Ice sheet response time can be investigated from paleoclimate evidence, but inferences are limited by imprecise dating of climate and sea level changes and by the slow pace of weak paleoclimate forcings compared with stronger rapidly increasing human-made forcings. Sea level rise lagged tropical temperature by a few thousand years in some cases (28), but in others, such as Meltwater Pulse 1A 14,000 years ago (33), sea level rise and tropical temperature increase were nearly synchronous. Intergovernmental Panel on Climate Change (10) assumes negligible contribution to 2100 sea level change from loss of Greenland and Antarctic ice, but that conclusion is implausible (17, 34). BAU warming of 2-3°C would bathe most of Greenland and West Antarctic in melt-water during lengthened melt seasons. Multiple positive feedbacks, including reduced surface albedo, loss of buttressing ice shelves, dynamical response of ice streams to increased melt-water, and lowered ice surface altitude would assure a large fraction of the equilibrium ice sheet response within a few centuries, at most (34). Sea level rise could be substantial even in the AS, 1 m per century, and cause problems for humanity due to high population in coastal areas (10). However, AS problems would be dwarfed by the disastrous BAU, which could yield sea level rise of several meters per century with eventual rise of tens of meters, enough to transform global coastlines.

 

Extinction of animal and plant species presents a picture analogous to that for sea level. Extinctions are already occurring as a result of various stresses, mostly human-made, including climate change (35). Plant and animal distributions are a reflection of the regional climates to which they are adapted. Thus, plants and animals attempt to migrate in response to climate change, but their paths may be blocked by human-constructed obstacles or natural barriers such as coastlines.

 

A study of 1,700 biological species (36) found poleward migration of 6 km per decade and vertical migration in alpine regions of 6 m per decade in the second half of the 20th century, within a factor of two of the average poleward migration rate of surface isotherms (Fig. 6A) during 1950-1995. More rapid warming in 1975-2005 yields an average isotherm migration rate of 40 km per decade in the Northern Hemisphere (Fig. 6B), exceeding known paleoclimate rates of change.
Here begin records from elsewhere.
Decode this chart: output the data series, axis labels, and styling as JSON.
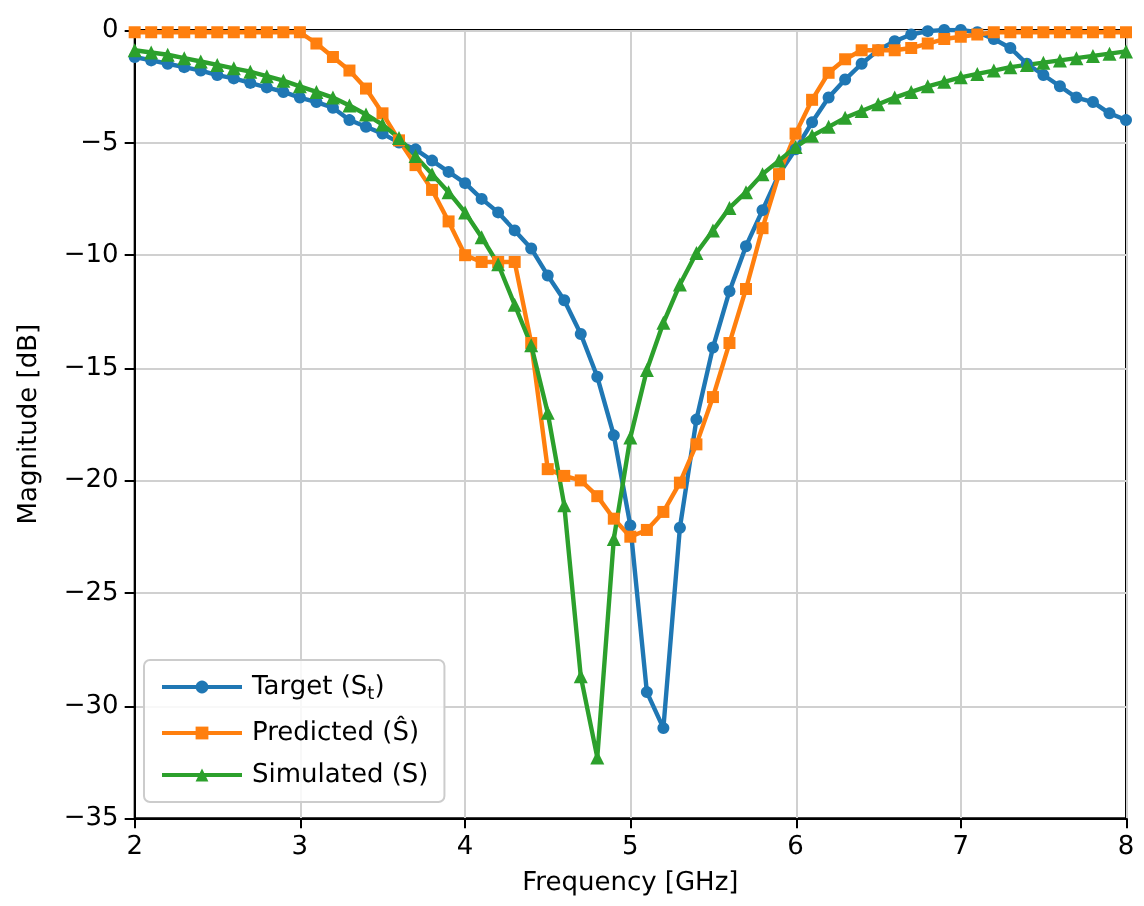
{
  "chart_data": {
    "type": "line",
    "xlabel": "Frequency [GHz]",
    "ylabel": "Magnitude [dB]",
    "x": [
      2.0,
      2.1,
      2.2,
      2.3,
      2.4,
      2.5,
      2.6,
      2.7,
      2.8,
      2.9,
      3.0,
      3.1,
      3.2,
      3.3,
      3.4,
      3.5,
      3.6,
      3.7,
      3.8,
      3.9,
      4.0,
      4.1,
      4.2,
      4.3,
      4.4,
      4.5,
      4.6,
      4.7,
      4.8,
      4.9,
      5.0,
      5.1,
      5.2,
      5.3,
      5.4,
      5.5,
      5.6,
      5.7,
      5.8,
      5.9,
      6.0,
      6.1,
      6.2,
      6.3,
      6.4,
      6.5,
      6.6,
      6.7,
      6.8,
      6.9,
      7.0,
      7.1,
      7.2,
      7.3,
      7.4,
      7.5,
      7.6,
      7.7,
      7.8,
      7.9,
      8.0
    ],
    "series": [
      {
        "name": "Target (S$_{t}$)",
        "color": "#1f77b4",
        "marker": "circle",
        "values": [
          -1.2,
          -1.35,
          -1.5,
          -1.65,
          -1.8,
          -2.0,
          -2.15,
          -2.35,
          -2.55,
          -2.75,
          -3.0,
          -3.2,
          -3.45,
          -4.0,
          -4.3,
          -4.6,
          -5.0,
          -5.3,
          -5.8,
          -6.3,
          -6.8,
          -7.5,
          -8.1,
          -8.9,
          -9.7,
          -10.9,
          -12.0,
          -13.5,
          -15.4,
          -18.0,
          -22.0,
          -29.4,
          -31.0,
          -22.1,
          -17.3,
          -14.1,
          -11.6,
          -9.6,
          -8.0,
          -6.4,
          -5.3,
          -4.1,
          -3.0,
          -2.2,
          -1.5,
          -0.9,
          -0.5,
          -0.2,
          -0.05,
          0,
          0,
          -0.1,
          -0.4,
          -0.8,
          -1.5,
          -2.0,
          -2.5,
          -3.0,
          -3.2,
          -3.7,
          -4.0
        ]
      },
      {
        "name": "Predicted (Ŝ)",
        "color": "#ff7f0e",
        "marker": "square",
        "values": [
          -0.1,
          -0.1,
          -0.1,
          -0.1,
          -0.1,
          -0.1,
          -0.1,
          -0.1,
          -0.1,
          -0.1,
          -0.1,
          -0.6,
          -1.2,
          -1.8,
          -2.6,
          -3.7,
          -4.9,
          -6.0,
          -7.1,
          -8.5,
          -10.0,
          -10.3,
          -10.3,
          -10.3,
          -13.9,
          -19.5,
          -19.8,
          -20.0,
          -20.7,
          -21.7,
          -22.5,
          -22.2,
          -21.4,
          -20.1,
          -18.4,
          -16.3,
          -13.9,
          -11.5,
          -8.8,
          -6.4,
          -4.6,
          -3.1,
          -1.9,
          -1.3,
          -0.9,
          -0.9,
          -0.9,
          -0.8,
          -0.6,
          -0.4,
          -0.3,
          -0.2,
          -0.1,
          -0.1,
          -0.1,
          -0.1,
          -0.1,
          -0.1,
          -0.1,
          -0.1,
          -0.1
        ]
      },
      {
        "name": "Simulated (S)",
        "color": "#2ca02c",
        "marker": "triangle",
        "values": [
          -0.9,
          -1.0,
          -1.1,
          -1.25,
          -1.4,
          -1.55,
          -1.7,
          -1.85,
          -2.05,
          -2.25,
          -2.5,
          -2.75,
          -3.0,
          -3.35,
          -3.75,
          -4.2,
          -4.8,
          -5.6,
          -6.4,
          -7.2,
          -8.1,
          -9.2,
          -10.4,
          -12.2,
          -14.0,
          -17.0,
          -21.1,
          -28.7,
          -32.3,
          -22.6,
          -18.1,
          -15.1,
          -13.0,
          -11.3,
          -9.9,
          -8.9,
          -7.9,
          -7.2,
          -6.4,
          -5.8,
          -5.2,
          -4.7,
          -4.3,
          -3.9,
          -3.6,
          -3.3,
          -3.0,
          -2.75,
          -2.5,
          -2.3,
          -2.1,
          -1.95,
          -1.8,
          -1.65,
          -1.55,
          -1.45,
          -1.35,
          -1.25,
          -1.15,
          -1.05,
          -0.95
        ]
      }
    ],
    "xlim": [
      2,
      8
    ],
    "xticks": [
      2,
      3,
      4,
      5,
      6,
      7,
      8
    ],
    "ylim": [
      -35,
      0
    ],
    "yticks": [
      -35,
      -30,
      -25,
      -20,
      -15,
      -10,
      -5,
      0
    ],
    "grid": true,
    "legend": "bottom left",
    "line_style": "solid"
  }
}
Some species are less mobile than others, and ecosystems involve interactions among species, so such rates of climate change, along with habitat loss and fragmentation, new invasive species, and other stresses are expected to have severe impact on species survival (37).

 

The total distance of isotherm migration, as well as migration rate, affects species survival. Extinction is likely if the migration distance exceeds the size of the natural habitat or remaining habitat fragment. Fig. 6 shows that the 21st century migration distance for a BAU scenario (600 km) greatly exceeds the average migration distance for the AS (100 km).

 

It has been estimated (38) that a BAU global warming of 3°C over the 21st century could eliminate a majority (60%) of species on the planet. That projection is not inconsistent with mid-century BAU effects in another study (37) or scenario sensitivity of stress effects (35). Moreover, in the Earth's history several mass extinctions of 50-90% of species have accompanied global temperature changes of 5°C (39).

 

We infer that even AS climate change, which would slow warming to 0.1°C per decade over the century, would contribute to species loss that is already occurring due to a variety of stresses. However, species loss under BAU has the potential to be truly disastrous, conceivably with a majority of today's plants and animals headed toward extermination.